Strukturen der Kitalandschaft
Weiterhin erfolgt der Platzausbau nicht nur durch die Gründung neuer Kitas, sondern nicht zuletzt durch den Trend hin zu größeren Einrichtungen (Abbildung 2.5). Der Anteil von Einrichtungen mit mehr als 70 Kindern ist in der Metropole Ruhr wie auch landesweit seit 2019 weiter gestiegen – von 36,2 % auf 41,1 %.
Die Verantwortung für die Bereitstellung von Plätzen liegt bei dem jeweiligen örtlichen Jugendamt.

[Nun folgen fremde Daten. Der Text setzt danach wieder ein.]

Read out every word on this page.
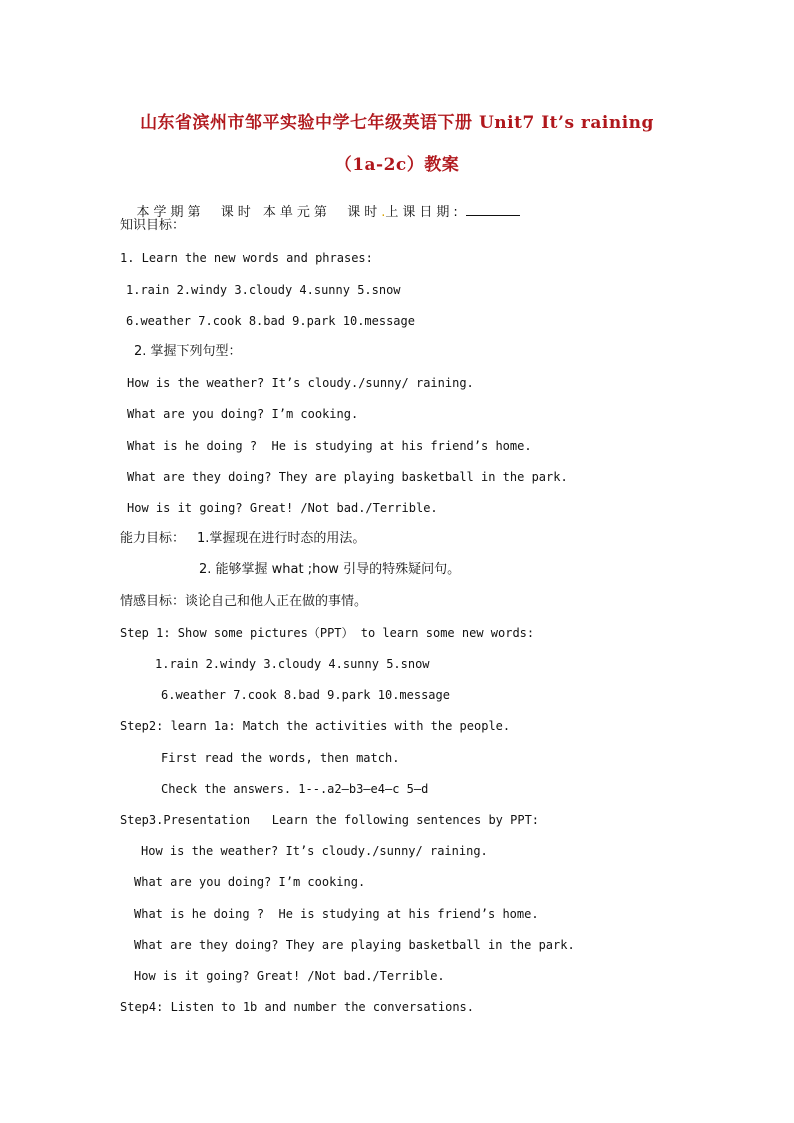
山东省滨州市邹平实验中学七年级英语下册 Unit7 It’s raining
（1a-2c）教案

本学期第  课时 本单元第  课时.上课日期:

知识目标：
1. Learn the new words and phrases:
1.rain 2.windy 3.cloudy 4.sunny 5.snow
6.weather 7.cook 8.bad 9.park 10.message
2. 掌握下列句型：
How is the weather? It’s cloudy./sunny/ raining.
What are you doing? I’m cooking.
What is he doing ?  He is studying at his friend’s home.
What are they doing? They are playing basketball in the park.
How is it going? Great! /Not bad./Terrible.
能力目标： 1.掌握现在进行时态的用法。
2. 能够掌握 what ;how 引导的特殊疑问句。
情感目标：谈论自己和他人正在做的事情。
Step 1: Show some pictures（PPT） to learn some new words:
1.rain 2.windy 3.cloudy 4.sunny 5.snow
6.weather 7.cook 8.bad 9.park 10.message
Step2: learn 1a: Match the activities with the people.
First read the words, then match.
Check the answers. 1--.a2—b3—e4—c 5—d
Step3.Presentation   Learn the following sentences by PPT:
How is the weather? It’s cloudy./sunny/ raining.
What are you doing? I’m cooking.
What is he doing ?  He is studying at his friend’s home.
What are they doing? They are playing basketball in the park.
How is it going? Great! /Not bad./Terrible.
Step4: Listen to 1b and number the conversations.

Nach wie vor sind deutliche Unterschiede zwischen den einzelnen Kommunen und auch teils gegenläufige Entwicklungen zu beobachten (Abbildung 2.6). Der
Anteil öffentlicher Träger liegt 2023 zwischen 6,4 % in Hamm und 60,6 % in Gelsenkirchen, wo kontinuierlich sogar ein weiterer Anstieg festzustellen ist. Ein leichter Anstieg des Anteils von Einrichtungen in öffentlicher Trägerschaft findet sich seit 2019 außerdem in Hagen und Herne und in den Kreisen
Recklinghausen und Wesel.
Kitas in herausfordernden Lagen
Einen Einblick in die Herausforderungen, denen sich Kitas im Ruhrgebiet gegenüber sehen, gibt die auf dem Sozialindex für Grundschulen basierende Karte (Abbildung 2.7)

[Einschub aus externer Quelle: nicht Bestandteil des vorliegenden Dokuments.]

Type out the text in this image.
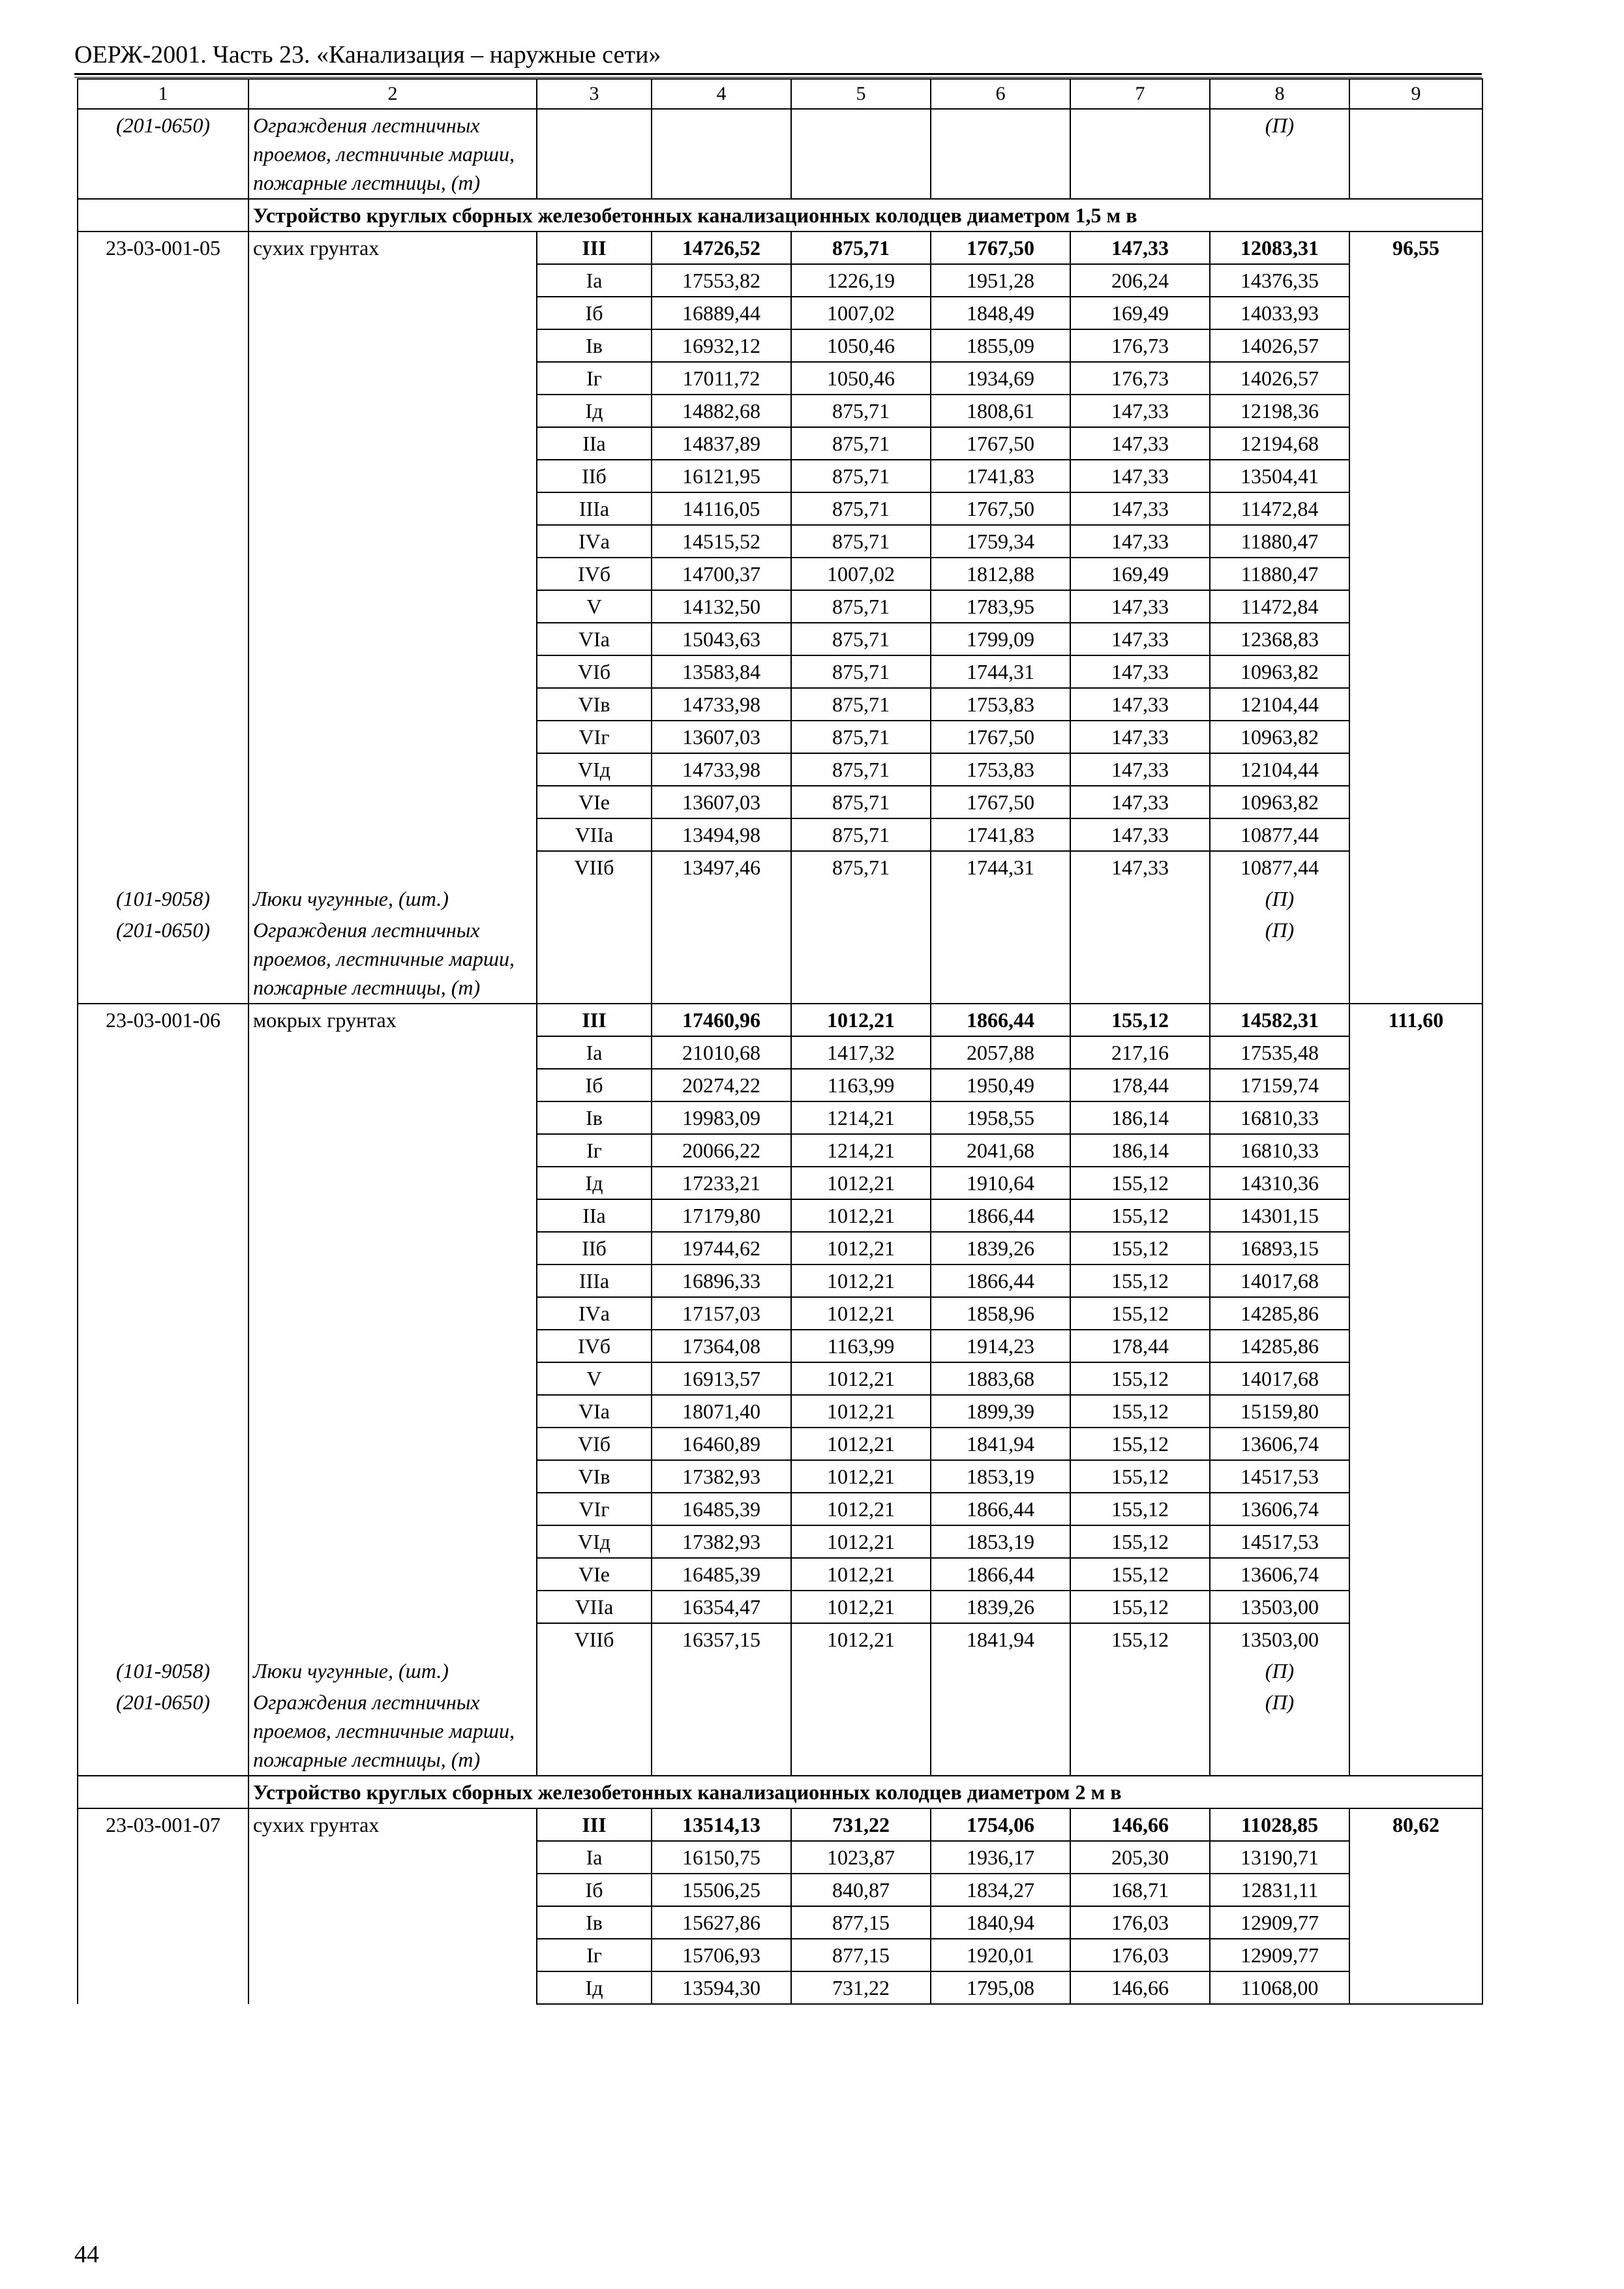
ОЕРЖ-2001. Часть 23. «Канализация – наружные сети»
1	2	3	4	5	6	7	8	9
(201-0650)	Ограждения лестничных проемов, лестничные марши, пожарные лестницы, (т)						(П)	
	Устройство круглых сборных железобетонных канализационных колодцев диаметром 1,5 м в							
23-03-001-05	сухих грунтах	III	14726,52	875,71	1767,50	147,33	12083,31	96,55
		Iа	17553,82	1226,19	1951,28	206,24	14376,35	
		Iб	16889,44	1007,02	1848,49	169,49	14033,93	
		Iв	16932,12	1050,46	1855,09	176,73	14026,57	
		Iг	17011,72	1050,46	1934,69	176,73	14026,57	
		Iд	14882,68	875,71	1808,61	147,33	12198,36	
		IIа	14837,89	875,71	1767,50	147,33	12194,68	
		IIб	16121,95	875,71	1741,83	147,33	13504,41	
		IIIа	14116,05	875,71	1767,50	147,33	11472,84	
		IVа	14515,52	875,71	1759,34	147,33	11880,47	
		IVб	14700,37	1007,02	1812,88	169,49	11880,47	
		V	14132,50	875,71	1783,95	147,33	11472,84	
		VIа	15043,63	875,71	1799,09	147,33	12368,83	
		VIб	13583,84	875,71	1744,31	147,33	10963,82	
		VIв	14733,98	875,71	1753,83	147,33	12104,44	
		VIг	13607,03	875,71	1767,50	147,33	10963,82	
		VIд	14733,98	875,71	1753,83	147,33	12104,44	
		VIе	13607,03	875,71	1767,50	147,33	10963,82	
		VIIа	13494,98	875,71	1741,83	147,33	10877,44	
		VIIб	13497,46	875,71	1744,31	147,33	10877,44	
(101-9058)	Люки чугунные, (шт.)						(П)	
(201-0650)	Ограждения лестничных проемов, лестничные марши, пожарные лестницы, (т)						(П)	
23-03-001-06	мокрых грунтах	III	17460,96	1012,21	1866,44	155,12	14582,31	111,60
		Iа	21010,68	1417,32	2057,88	217,16	17535,48	
		Iб	20274,22	1163,99	1950,49	178,44	17159,74	
		Iв	19983,09	1214,21	1958,55	186,14	16810,33	
		Iг	20066,22	1214,21	2041,68	186,14	16810,33	
		Iд	17233,21	1012,21	1910,64	155,12	14310,36	
		IIа	17179,80	1012,21	1866,44	155,12	14301,15	
		IIб	19744,62	1012,21	1839,26	155,12	16893,15	
		IIIа	16896,33	1012,21	1866,44	155,12	14017,68	
		IVа	17157,03	1012,21	1858,96	155,12	14285,86	
		IVб	17364,08	1163,99	1914,23	178,44	14285,86	
		V	16913,57	1012,21	1883,68	155,12	14017,68	
		VIа	18071,40	1012,21	1899,39	155,12	15159,80	
		VIб	16460,89	1012,21	1841,94	155,12	13606,74	
		VIв	17382,93	1012,21	1853,19	155,12	14517,53	
		VIг	16485,39	1012,21	1866,44	155,12	13606,74	
		VIд	17382,93	1012,21	1853,19	155,12	14517,53	
		VIе	16485,39	1012,21	1866,44	155,12	13606,74	
		VIIа	16354,47	1012,21	1839,26	155,12	13503,00	
		VIIб	16357,15	1012,21	1841,94	155,12	13503,00	
(101-9058)	Люки чугунные, (шт.)						(П)	
(201-0650)	Ограждения лестничных проемов, лестничные марши, пожарные лестницы, (т)						(П)	
	Устройство круглых сборных железобетонных канализационных колодцев диаметром 2 м в							
23-03-001-07	сухих грунтах	III	13514,13	731,22	1754,06	146,66	11028,85	80,62
		Iа	16150,75	1023,87	1936,17	205,30	13190,71	
		Iб	15506,25	840,87	1834,27	168,71	12831,11	
		Iв	15627,86	877,15	1840,94	176,03	12909,77	
		Iг	15706,93	877,15	1920,01	176,03	12909,77	
		Iд	13594,30	731,22	1795,08	146,66	11068,00	
44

In Nordrhein-Westfalen im Allgemeinen und im Ruhrgebiet im Besonderen gibt es ein breites Spektrum an Angeboten, um für Kinder und Familien in schwierigen Lebenssituationen in Kooperation mit Kitas Unterstützung bereitzustellen. Zu nennen sind Familienzentren, die Familien im Sozialraum ein niederschwelliges Angebot an Familienbildung und -beratung bereitstellen und seit 2006 zu einer flächendeckenden Infrastruktur ausgebaut wurden (§§ 42/43 KiBiz), sowie seit 2011 die zusätzliche Förderung von Einrichtungen mit einem hohen Anteil an Kindern mit ungünstigen Startbedingungen und erhöhtem Sprachförderbedarf (plusKITAs, §§ 44/45 KiBiz) (Stöbe-Blossey et al., 2020). Mit der im August 2020 in Kraft getretenen Revision des Kinderbildungsgesetzes (KiBiz) wurden diese Programme weiter gestärkt. Die Jugendämter in den einzelnen Kommunen – sowohl im Ruhrgebiet als auch NRW-weit – nutzen die Landesförderungen in unterschiedlicher Weise, um, anknüpfend an die Institutionen früher Bildung, eine lokale Präventionspolitik auf- und auszubauen. Unterstützt werden die kommunalen Strategien durch weitere Landesprogramme, wie die Förderung kommunaler Präventionsketten für ein gelingendes Aufwachsen über das Programm „kinderstark – NRW schafft Chancen“.